Much of that is due to the quality of the initial advice coming from Oli, she said. “AdmitHub is amazing. We are excited by the quality of the messaging.”

The Oli chatbot is designed to be conversational, said Andrew Magliozzi, co-found of AdmitHub. It asks a lot of questions, such as: Are you the primary caregiver for someone in your family? Among these students, more than 10 percent fit that category, which in turns tailors the college advice. “We like to think of ourselves as tools for listening at scale so we can find the highest- leverage solutions for the advisors who are going to do the deep work,” said Magliozzi.

Common App’s Eric Waldo agrees.  “The bot can ask questions and communicate in ways that are great for students who don’t feel comfortable talking in person. It’s able to ask if you’re nervous about going to college, and then tailor the content around that.”

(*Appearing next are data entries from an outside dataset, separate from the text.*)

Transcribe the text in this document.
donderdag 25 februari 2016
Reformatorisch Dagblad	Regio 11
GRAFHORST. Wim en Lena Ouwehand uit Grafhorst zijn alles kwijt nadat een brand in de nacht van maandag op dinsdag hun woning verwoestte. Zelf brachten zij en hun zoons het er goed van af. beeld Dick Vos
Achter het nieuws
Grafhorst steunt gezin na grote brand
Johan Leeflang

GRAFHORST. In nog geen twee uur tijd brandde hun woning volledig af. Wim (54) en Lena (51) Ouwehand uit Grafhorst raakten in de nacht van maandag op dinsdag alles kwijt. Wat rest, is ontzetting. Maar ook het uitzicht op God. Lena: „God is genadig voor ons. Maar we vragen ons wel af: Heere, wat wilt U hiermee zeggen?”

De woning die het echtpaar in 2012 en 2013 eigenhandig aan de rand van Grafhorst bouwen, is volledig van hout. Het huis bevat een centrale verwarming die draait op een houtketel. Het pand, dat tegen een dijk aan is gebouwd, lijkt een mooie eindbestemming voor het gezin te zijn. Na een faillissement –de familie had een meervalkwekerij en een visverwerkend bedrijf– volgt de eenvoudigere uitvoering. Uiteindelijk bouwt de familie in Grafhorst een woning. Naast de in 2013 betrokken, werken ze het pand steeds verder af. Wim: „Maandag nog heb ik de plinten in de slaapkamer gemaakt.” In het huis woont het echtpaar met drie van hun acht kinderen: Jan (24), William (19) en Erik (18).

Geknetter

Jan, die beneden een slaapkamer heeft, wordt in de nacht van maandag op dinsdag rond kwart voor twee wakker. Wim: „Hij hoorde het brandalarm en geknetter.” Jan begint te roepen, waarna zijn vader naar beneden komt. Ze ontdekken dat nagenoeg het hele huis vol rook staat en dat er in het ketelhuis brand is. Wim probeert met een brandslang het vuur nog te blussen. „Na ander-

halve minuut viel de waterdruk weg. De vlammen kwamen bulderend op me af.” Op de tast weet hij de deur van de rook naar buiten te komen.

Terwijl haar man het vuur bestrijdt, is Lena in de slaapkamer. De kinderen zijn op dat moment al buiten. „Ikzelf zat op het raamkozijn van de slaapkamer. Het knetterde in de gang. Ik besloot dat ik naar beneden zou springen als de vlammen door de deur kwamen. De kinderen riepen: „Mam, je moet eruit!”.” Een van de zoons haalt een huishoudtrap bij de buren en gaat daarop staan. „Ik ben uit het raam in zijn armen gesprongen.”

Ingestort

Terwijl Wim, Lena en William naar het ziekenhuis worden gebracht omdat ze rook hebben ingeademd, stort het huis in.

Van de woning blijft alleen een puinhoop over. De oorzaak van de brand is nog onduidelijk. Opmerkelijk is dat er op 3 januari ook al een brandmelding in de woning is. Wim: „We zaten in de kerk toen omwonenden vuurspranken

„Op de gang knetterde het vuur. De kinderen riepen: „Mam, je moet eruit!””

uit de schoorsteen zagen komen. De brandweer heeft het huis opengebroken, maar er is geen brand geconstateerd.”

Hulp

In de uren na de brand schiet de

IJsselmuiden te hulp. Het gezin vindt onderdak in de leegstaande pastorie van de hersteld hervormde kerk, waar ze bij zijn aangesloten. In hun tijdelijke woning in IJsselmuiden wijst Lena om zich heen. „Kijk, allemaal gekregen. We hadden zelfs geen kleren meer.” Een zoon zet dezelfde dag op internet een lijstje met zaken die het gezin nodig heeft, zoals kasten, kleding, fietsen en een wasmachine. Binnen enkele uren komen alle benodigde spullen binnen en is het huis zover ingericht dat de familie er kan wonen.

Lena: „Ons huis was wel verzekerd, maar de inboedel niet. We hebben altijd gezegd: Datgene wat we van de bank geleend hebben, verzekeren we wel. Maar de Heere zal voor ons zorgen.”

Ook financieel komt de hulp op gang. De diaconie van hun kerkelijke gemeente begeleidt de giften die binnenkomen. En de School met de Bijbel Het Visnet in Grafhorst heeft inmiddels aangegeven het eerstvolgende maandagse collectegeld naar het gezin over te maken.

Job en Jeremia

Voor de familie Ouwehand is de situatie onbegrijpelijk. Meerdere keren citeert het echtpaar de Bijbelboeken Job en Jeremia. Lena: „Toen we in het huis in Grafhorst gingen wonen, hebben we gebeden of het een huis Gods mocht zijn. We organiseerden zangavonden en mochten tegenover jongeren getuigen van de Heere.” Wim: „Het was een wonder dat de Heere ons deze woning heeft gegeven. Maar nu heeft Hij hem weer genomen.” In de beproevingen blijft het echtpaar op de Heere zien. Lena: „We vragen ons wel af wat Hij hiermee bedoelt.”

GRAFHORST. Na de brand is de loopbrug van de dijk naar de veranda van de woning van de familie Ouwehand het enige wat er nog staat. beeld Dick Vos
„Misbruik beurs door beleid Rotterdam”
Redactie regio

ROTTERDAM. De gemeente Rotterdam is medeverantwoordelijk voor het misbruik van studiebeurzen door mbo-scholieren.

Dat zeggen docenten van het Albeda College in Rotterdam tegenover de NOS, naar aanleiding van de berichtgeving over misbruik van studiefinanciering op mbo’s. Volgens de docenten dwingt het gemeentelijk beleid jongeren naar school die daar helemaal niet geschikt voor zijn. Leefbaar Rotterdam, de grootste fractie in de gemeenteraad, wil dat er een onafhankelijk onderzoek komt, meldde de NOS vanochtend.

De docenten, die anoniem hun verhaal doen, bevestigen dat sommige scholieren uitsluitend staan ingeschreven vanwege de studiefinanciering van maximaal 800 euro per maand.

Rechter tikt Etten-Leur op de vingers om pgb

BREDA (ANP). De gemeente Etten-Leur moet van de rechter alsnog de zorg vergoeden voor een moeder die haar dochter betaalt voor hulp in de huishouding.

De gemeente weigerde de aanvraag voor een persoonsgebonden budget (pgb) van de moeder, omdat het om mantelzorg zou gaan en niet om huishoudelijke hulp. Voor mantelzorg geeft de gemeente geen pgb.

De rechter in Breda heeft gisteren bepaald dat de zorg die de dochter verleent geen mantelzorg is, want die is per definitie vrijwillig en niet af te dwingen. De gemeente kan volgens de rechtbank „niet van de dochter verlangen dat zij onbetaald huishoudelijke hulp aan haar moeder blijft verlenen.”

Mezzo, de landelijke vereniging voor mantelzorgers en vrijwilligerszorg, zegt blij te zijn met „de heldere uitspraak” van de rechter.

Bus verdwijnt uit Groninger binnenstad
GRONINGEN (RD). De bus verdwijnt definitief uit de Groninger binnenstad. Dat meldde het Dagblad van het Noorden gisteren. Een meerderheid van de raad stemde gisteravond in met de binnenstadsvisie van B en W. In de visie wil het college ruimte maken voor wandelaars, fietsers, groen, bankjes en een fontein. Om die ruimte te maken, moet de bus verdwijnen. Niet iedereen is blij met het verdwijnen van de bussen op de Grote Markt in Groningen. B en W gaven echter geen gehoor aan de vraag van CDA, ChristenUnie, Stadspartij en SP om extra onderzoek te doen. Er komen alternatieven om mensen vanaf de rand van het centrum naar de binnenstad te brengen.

Although the collaboration experiment is sizable — 173,000 students — it’s still small compared to the larger need. Each year, another 1.4 million low-income seniors graduate from high school, said Hurd.

In the best of worlds, assuming if it proves effective, the collaboration could lead to a template for other organizations to follow, even after the coronavirus crisis is over. Already, the Corps has published a lengthy manual on virtual college advising.

“What’s exciting,” said Waldo, “is we’re taking the best part of the AI chat world, where students get quick responses, but also offer a real life human being, which gives them a place to go to.”

Disclosure: The Bill & Melinda Gates Foundation provides financial support to The 74.